第146話
✱
やってしまった、私はそんな事を考えながら先輩の家の階段を降りていた。
照れ隠しとはいえ、先輩にあんな事を言ってしまうなんて………何やってるんだろう私。
折角先輩との距離を縮めようと思って勇気を出して家に来たのに、これじゃあ私と先輩の距離はどんどん離れてしまう。
「はぁ………」
出てくるのはため息ばかりだ。
強力なライバルも居るし……このままじゃ、私は完全に嫌な後輩のままだ。
「あ、あの!!」
私が靴を履こうとしていると、城崎さんが急いで階段を駆け下り私の元にやってきた。
「ご、ごめんなさい! 私が変な話をしたせいで……」
「いや、貴方のせいじゃないわよ、私が勝手に言ったことだから」
「………あ、あの! あの言葉、本心なんかじゃないですよね!?」
「え?」
私は彼女にそう言われ顔が熱くなるのを感じた。
やはり同じ人を好きだからだろうか、彼女にはなんとなく私の気持ちがわかってしまうようだ。
「ほ、本当の事を教えて下さい! でないと……貴方をちゃんとライバルだって認められません」
「………」
一体この子は何を言ってるんだろう。
お人好しと言うかなんと言うか……そのライバルが勝手に自滅してるんだから、放っておけばいいのに……。
「……好きよ……城崎さんよりも先輩の事が」
「わ、私だって先輩の事が大好きです!」
それは知ってる。
だってこの子、私と話をしている時と先輩と話をしている時の目が全然違うんだもん。
「私……貴方には負けません。でも……貴方とはフェアな状態で戦いたいんです!」
「………なんでよ……私が勝手に自滅しただけよ? 貴方には何の責任も無いわ」
「そ、そうだけど……同じ人を好きになったんです……きっと私達気が合うと思うから……ちゃんと戦いたいんです」
可愛くて優しくて、その上お人好し。
駄目だなぁ……なんかこの子に私が勝てる気がしない。
でも……なんかそれは嫌だなぁ……。
先輩がこの子と手を繋いで歩いたり、デートしたり、キスしたりするのは……想像もしたくない。
先輩の隣に居るのは私が良いな。
「城崎さん……私、絶対に負けないから」
なんだか城崎さんの言葉を聞いて、私は明確なライバルを認識し、自分の中で何かが燃えるのを感じた。

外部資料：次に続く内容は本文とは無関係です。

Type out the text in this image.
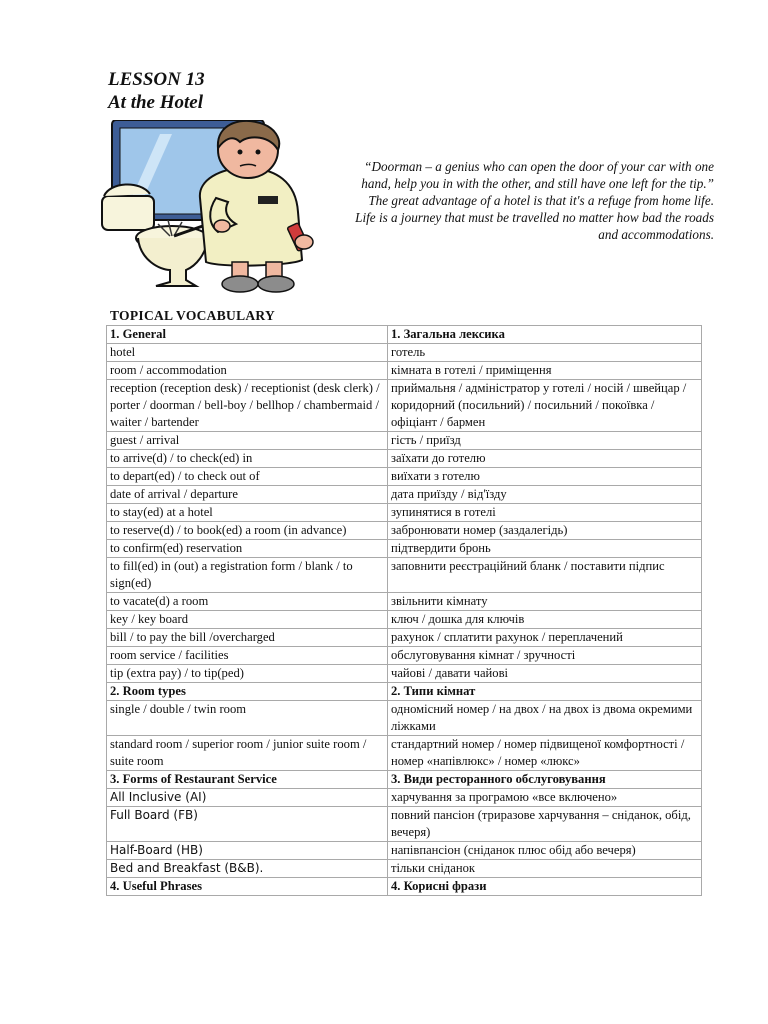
LESSON 13
At the Hotel

“Doorman – a genius who can open the door of your car with one hand, help you in with the other, and still have one left for the tip.”

The great advantage of a hotel is that it's a refuge from home life.

Life is a journey that must be travelled no matter how bad the roads and accommodations.

TOPICAL VOCABULARY
1. General	1. Загальна лексика
hotel	готель
room / accommodation	кімната в готелі / приміщення
reception (reception desk) / receptionist (desk clerk) / porter / doorman / bell-boy / bellhop / chambermaid / waiter / bartender	приймальня / адміністратор у готелі / носій / швейцар / коридорний (посильний) / посильний / покоївка / офіціант / бармен
guest / arrival	гість / приїзд
to arrive(d) / to check(ed) in	заїхати до готелю
to depart(ed) / to check out of	виїхати з готелю
date of arrival / departure	дата приїзду / від'їзду
to stay(ed) at a hotel	зупинятися в готелі
to reserve(d) / to book(ed) a room (in advance)	забронювати номер (заздалегідь)
to confirm(ed) reservation	підтвердити бронь
to fill(ed) in (out) a registration form / blank / to sign(ed)	заповнити реєстраційний бланк / поставити підпис
to vacate(d) a room	звільнити кімнату
key / key board	ключ / дошка для ключів
bill / to pay the bill /overcharged	рахунок / сплатити рахунок / переплачений
room service / facilities	обслуговування кімнат / зручності
tip (extra pay) / to tip(ped)	чайові / давати чайові
2. Room types	2. Типи кімнат
single / double / twin room	одномісний номер / на двох / на двох із двома окремими ліжками
standard room / superior room / junior suite room / suite room	стандартний номер / номер підвищеної комфортності / номер «напівлюкс» / номер «люкс»
3. Forms of Restaurant Service	3. Види ресторанного обслуговування
All Inclusive (AI)	харчування за програмою «все включено»
Full Board (FB)	повний пансіон (триразове харчування – сніданок, обід, вечеря)
Half-Board (HB)	напівпансіон (сніданок плюс обід або вечеря)
Bed and Breakfast (B&B).	тільки сніданок
4. Useful Phrases	4. Корисні фрази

「わ、私も負けません! 先に先輩の部屋に入られて、私は崎をこされていますから!」
「あ、そういえばそうね」
良かった、一つだけこの子に勝てる物があって。
いや、でもまだまだ負けてるところの方が多いけど……。
「はぁ……貴方もお人好しね……自滅したライバルにそんな事をいうなんて……」
「あ、あれは私が悪いですから……それより、どうやって先輩の誤解を解きましょう……」
「敬語」
「え?」
「敬語はやめてよ、同い年でしょ? 私のことは蓮花で良いわよ」
「じゃ、じゃぁ私も呼び捨てで大丈夫で……あ、大丈夫!」
あぁ……この子いちいち可愛い……。
でも、負けないって決めたでしょ私!
私だってそんなに顔は悪くないはずよ!
「そ、それじゃあ私、島並さんにさっきの話は誤解だって説明してきます」
「大丈夫よ、私に良い考えがあるから」
この作戦を実行したら、きっと先輩は怒る。
でも確実にさっきのあの言葉が誤解だったことに気がついてくれるだろう。
まぁ、確実に怒られるけど誤解を解くためにはしかたない。
「瑠華ちゃん」
「な、何?」
「私負けないからね」
「……うん」
私の言葉に「はい」と返事をした瑠華ちゃんの目は真っすぐで真剣だった。